SPYG – SPDR Portfolio S&P 500 Growth ETF

SPYG is attractive. Is it the best?

Last Friday I reviewed Nathan Winklepleck’s number one pick for a dividend ETF: MTUM. MTUM has done well as a growth ETF, but it doesn’t really have a dividend focus. The number two ETF in his list is also a high-growth ETF. It is SPYG.

Good, Better Best ETFs

By way of reminder the twelve ETFs in his review were: DGRO, DIA, MTUM, NOBL, PCEF, SCHD, SPHD, SPYD, SPYG, VOO/SPY, and VYM. Each one has attributes that are appealing, depending on your investment perspective and income needs.

Concentration Risk

SPYG has considerable concentration risk in two ways. First, SPYG’s top 10 holdings represent about 44.1% of its total portfolio. The top two, Apple and Microsoft, are over 20% of the total investment. That is why I prefer to own shares of AAPL and MSFT instead of buying an ETF that focuses on the technology sector. As we should expect, any earnings disappointment by any of its top holdings can impact SPYG’s fund price negatively.

Why not buy the biggest investments and skip the ETF?

This growth ETF, not surprisingly, has high exposure to the information technology sector. The information technology sector represents about 35% of its total portfolio. Cyclical sectors have less representation. This means there is less impact from investments that have more downside due to various market factors. Utilities are less than 1% of the total.

Dividend Story

As already noted, SPYG isn’t really a dividend focused fund. For those of us in retirement, a yield of 1.12% isn’t attractive. Remember that share price appreciation is only valuable when you sell the investment. You only have paper profits until you sell. Dividends are money in your pocket for reinvesting or for living expenses. SPYG’s payout ratio is very sustainable at about 6%. I would like this fund better if the payout ratio was at least 20%. The dividend growth and years of growth are appealing: 11.55% is the five-year growth rate and it boasts 10 years of dividend growth.

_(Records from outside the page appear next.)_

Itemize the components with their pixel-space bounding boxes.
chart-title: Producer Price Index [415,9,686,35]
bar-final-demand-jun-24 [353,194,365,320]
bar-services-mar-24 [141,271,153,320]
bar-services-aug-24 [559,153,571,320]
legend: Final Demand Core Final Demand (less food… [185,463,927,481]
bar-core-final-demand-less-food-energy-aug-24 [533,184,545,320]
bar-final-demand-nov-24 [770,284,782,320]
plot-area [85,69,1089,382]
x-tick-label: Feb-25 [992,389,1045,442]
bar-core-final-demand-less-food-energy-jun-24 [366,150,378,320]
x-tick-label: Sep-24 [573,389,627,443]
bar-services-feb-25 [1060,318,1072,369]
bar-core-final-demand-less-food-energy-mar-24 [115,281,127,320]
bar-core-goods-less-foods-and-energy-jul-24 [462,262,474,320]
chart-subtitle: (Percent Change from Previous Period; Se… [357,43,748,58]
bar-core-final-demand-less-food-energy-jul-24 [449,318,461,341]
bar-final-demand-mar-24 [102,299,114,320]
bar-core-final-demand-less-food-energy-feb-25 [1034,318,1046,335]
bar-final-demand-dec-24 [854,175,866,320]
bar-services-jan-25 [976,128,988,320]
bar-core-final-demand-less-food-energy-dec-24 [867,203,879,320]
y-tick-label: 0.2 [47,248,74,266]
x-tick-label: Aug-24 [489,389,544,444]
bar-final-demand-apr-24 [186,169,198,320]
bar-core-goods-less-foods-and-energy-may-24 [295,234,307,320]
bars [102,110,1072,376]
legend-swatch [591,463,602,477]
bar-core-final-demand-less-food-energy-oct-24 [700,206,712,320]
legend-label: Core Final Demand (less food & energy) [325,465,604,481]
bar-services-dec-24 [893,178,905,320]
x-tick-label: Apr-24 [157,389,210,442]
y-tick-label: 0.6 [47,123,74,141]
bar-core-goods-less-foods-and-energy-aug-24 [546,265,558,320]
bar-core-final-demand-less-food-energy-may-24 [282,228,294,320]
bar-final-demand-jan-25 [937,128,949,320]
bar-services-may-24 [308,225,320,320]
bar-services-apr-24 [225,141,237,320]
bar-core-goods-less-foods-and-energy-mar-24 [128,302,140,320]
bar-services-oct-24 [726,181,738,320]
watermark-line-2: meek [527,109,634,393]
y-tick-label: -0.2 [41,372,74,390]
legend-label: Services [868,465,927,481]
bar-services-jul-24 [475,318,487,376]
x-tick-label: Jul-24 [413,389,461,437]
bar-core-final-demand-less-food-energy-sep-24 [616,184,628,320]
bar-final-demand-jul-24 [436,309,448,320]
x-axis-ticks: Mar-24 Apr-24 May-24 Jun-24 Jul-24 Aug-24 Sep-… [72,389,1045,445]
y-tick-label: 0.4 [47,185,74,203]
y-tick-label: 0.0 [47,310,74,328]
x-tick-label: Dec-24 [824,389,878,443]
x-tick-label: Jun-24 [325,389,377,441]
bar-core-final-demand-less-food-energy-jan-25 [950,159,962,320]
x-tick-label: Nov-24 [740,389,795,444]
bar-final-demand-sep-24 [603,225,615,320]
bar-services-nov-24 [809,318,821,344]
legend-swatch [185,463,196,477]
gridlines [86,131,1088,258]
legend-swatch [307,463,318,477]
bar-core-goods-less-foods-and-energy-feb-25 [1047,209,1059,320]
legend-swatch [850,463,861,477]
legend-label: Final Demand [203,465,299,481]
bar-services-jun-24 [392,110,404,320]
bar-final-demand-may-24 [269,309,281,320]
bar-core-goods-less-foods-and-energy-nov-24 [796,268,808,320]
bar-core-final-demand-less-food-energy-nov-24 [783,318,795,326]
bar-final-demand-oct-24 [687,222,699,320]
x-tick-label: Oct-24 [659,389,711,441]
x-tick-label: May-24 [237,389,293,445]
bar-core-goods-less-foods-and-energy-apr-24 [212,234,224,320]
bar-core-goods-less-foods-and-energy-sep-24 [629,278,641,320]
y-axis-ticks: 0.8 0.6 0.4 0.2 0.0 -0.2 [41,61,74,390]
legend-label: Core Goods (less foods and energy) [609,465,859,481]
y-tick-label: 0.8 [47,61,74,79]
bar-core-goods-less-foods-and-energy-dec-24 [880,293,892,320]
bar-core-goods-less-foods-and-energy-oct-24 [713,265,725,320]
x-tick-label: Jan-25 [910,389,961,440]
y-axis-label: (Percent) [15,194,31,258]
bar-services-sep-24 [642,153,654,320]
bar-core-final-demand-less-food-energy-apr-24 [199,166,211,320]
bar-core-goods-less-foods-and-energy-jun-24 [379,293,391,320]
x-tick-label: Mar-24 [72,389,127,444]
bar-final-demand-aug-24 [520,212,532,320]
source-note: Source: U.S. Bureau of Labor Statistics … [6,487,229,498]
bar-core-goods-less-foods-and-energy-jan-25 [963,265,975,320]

SCHD is better for a dividend-focused investor from a yield perspective.

FTEC versus SPYG

Once again, I would pick the Information Technology sector fund FTEC over SPYG. FTEC has a lower dividend yield, but its five-year growth is 180% against SPYG’s 97%. If you want growth, I believe a solid focus on technology is the best solution. Here is one way I compare ETFs using Seeking Alpha.

Full Disclosure

We don’t own SPYG and currently don’t have plans to buy this ETF. Cindie and I own more than 1,500 shares of ETF VYM as a more well-rounded investment with dividend growth.

Source for the list of ETFs

Nathan Winklepleck, CFA, Amazon #1 Best Selling author, portfolio manager. Author of Dividend Growth Machine.

Nathan Winklepleck’s analysis is very helpful.